Advances in technology have allowed Americans to be more educated about and feel that they are more significant to their federal government. These advances have dramatically changed the role of the President of the United States as well as the point of view of the American citizen.

A well-known turning point regarding the impact of technology on the federal government is the first televised Presidential debate on September 26th, 1960. Nixon and Kennedy were participating in this debate. Most people who listened to this debate on the radio thought that Nixon had won the debate while most people who watched the debate on television thought that Kennedy had won. This event forced politicians to take appearances seriously while trying to gain the popularity of the American public on television due to America’s possibly subconscious yet definitely shallow view about the physical appearance of leaders.

Presidential debates and campaigns have always been a way to gain support of the country and rally the support of citizens, but now almost every public move that Presidents make is an attempt to gain more support.

The State of the Union was formally known as the Annual Message from 1790 to 1946.  Thomas Jefferson started the practice of delivering the Annual Message in a written statement rather than in an oral address. President Woodrow Wilson restarted the practice of delivering the Annual Message orally and President Roosevelt solidified this practice. The first television broadcast of the State of the Union was President Harry Truman’s address in 1947. In the modern era, the State of the Union has almost always been delivered orally. Now, the State of the Union is an opportunity to address the citizens of the country as well as Congress. It is illogical for the President to pass up a televised opportunity for a speech such as the State of the Union.

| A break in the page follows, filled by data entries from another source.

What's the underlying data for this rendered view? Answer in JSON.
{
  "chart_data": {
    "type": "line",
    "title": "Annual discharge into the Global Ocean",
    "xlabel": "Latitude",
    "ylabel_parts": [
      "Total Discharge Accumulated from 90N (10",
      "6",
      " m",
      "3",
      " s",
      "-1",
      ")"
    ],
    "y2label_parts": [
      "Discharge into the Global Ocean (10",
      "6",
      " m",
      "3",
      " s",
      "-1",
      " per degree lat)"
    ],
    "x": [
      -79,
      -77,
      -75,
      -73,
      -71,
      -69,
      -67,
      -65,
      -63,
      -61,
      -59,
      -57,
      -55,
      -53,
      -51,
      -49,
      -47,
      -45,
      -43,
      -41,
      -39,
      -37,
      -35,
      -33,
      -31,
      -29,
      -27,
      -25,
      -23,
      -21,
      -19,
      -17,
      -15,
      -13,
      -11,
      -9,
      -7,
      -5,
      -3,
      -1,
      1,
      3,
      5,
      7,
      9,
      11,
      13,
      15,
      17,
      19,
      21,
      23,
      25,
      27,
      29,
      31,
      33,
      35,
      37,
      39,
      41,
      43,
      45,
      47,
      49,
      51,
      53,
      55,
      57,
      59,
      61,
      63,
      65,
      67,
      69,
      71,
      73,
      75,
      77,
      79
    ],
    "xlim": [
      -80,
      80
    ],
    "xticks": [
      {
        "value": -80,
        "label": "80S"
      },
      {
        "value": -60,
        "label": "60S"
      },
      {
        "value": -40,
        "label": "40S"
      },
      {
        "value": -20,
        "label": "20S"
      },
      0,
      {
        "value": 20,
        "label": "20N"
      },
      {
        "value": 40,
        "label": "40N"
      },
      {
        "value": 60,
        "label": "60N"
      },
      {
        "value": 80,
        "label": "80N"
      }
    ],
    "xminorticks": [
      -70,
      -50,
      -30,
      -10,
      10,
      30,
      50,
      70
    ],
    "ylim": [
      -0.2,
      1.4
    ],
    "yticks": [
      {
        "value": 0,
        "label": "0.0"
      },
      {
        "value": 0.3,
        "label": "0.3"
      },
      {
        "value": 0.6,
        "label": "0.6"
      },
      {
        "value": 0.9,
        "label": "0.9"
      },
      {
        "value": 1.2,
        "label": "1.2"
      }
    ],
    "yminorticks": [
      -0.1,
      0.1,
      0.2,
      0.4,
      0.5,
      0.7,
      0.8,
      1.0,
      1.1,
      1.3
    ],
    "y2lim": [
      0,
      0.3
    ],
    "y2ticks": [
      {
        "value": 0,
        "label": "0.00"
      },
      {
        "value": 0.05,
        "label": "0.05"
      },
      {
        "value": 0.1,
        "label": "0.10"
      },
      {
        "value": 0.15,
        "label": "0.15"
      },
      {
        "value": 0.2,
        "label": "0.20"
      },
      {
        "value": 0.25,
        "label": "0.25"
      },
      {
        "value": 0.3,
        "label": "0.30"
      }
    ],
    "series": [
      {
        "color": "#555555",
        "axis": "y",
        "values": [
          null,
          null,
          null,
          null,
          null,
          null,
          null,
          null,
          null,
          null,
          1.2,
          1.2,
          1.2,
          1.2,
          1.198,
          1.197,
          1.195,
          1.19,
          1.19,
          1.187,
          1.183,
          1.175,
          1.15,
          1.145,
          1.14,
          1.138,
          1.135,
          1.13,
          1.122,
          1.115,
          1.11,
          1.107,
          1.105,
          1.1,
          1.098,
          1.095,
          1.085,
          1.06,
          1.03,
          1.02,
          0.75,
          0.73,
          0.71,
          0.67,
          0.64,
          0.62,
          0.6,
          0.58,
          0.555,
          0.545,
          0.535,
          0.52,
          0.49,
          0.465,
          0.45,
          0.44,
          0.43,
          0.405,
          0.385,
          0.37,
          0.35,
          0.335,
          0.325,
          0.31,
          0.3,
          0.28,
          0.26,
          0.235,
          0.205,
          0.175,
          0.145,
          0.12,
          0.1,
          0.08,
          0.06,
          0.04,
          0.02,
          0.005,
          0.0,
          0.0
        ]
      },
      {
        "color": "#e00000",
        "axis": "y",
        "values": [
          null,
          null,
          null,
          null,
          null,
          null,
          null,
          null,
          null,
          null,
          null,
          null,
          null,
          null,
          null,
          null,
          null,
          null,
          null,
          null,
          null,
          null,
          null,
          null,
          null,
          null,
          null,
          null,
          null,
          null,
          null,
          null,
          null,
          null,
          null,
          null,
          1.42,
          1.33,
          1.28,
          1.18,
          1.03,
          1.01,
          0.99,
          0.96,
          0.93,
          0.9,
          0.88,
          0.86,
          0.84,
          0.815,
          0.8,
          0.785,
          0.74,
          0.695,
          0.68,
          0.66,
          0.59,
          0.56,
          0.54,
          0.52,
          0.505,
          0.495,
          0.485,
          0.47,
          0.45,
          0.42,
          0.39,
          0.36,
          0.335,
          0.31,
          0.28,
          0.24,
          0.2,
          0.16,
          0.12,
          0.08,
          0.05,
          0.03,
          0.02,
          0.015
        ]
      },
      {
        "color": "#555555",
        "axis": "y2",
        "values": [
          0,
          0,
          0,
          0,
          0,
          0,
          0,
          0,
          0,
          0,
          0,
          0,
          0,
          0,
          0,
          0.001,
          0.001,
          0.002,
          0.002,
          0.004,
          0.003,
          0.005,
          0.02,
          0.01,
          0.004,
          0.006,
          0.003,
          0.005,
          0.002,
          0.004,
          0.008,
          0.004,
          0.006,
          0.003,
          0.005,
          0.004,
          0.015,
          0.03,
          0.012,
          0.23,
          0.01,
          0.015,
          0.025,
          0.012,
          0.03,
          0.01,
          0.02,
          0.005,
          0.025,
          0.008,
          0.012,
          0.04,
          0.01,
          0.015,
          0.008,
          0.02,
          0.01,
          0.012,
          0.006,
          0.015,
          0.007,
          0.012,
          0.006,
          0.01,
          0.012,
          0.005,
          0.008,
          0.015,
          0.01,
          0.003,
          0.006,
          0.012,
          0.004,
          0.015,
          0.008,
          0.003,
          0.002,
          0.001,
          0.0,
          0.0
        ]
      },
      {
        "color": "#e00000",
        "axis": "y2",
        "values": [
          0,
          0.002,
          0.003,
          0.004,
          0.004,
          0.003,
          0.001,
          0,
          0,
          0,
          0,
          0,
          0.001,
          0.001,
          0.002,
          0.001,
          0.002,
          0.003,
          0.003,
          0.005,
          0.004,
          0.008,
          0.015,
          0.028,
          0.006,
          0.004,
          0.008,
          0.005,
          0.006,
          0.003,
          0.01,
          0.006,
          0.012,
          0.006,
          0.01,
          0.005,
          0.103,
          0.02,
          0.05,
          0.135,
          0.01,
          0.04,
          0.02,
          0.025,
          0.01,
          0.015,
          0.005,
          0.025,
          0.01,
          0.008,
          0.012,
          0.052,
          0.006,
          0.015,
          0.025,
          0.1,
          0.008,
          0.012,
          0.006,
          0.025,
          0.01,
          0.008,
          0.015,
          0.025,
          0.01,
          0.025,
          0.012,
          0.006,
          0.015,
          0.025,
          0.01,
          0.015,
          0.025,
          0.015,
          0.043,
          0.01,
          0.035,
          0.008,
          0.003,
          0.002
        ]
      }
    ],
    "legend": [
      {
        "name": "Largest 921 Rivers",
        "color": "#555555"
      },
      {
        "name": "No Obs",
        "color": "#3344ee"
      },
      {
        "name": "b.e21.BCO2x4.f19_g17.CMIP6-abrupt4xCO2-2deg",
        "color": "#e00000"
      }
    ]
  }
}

The tradition of the State of the Union Address exists because Article II, Section 3, Clause 1 of the Constitution states that the President “shall from time to time give to Congress Information of the State of the Union, and recommend to their Consideration such measures as he shall judge necessary and expedient.” On Tuesday, President Obama shared his recommendation for the minimum wage to be raised and said that he would be raising the minimum wage for federal workers to $10.10 per hour. This would only apply to new contracts being negotiated, so the people affected by this change is not as big as it seems.

Most people thought that President Obama gave a powerful State of the Union Address. Looking past the old speech tactic of listing hypothetical people and situations endlessly to gain the emotional support of viewers (eg: “A rural doctor gave a young child the first prescription to treat asthma that his mother could afford.” and “An autoworker fine-tuned some of the best, most fuel-efficient cars in the world, and did his part to help America wean itself off foreign oil.”), I think it was not a complete waste.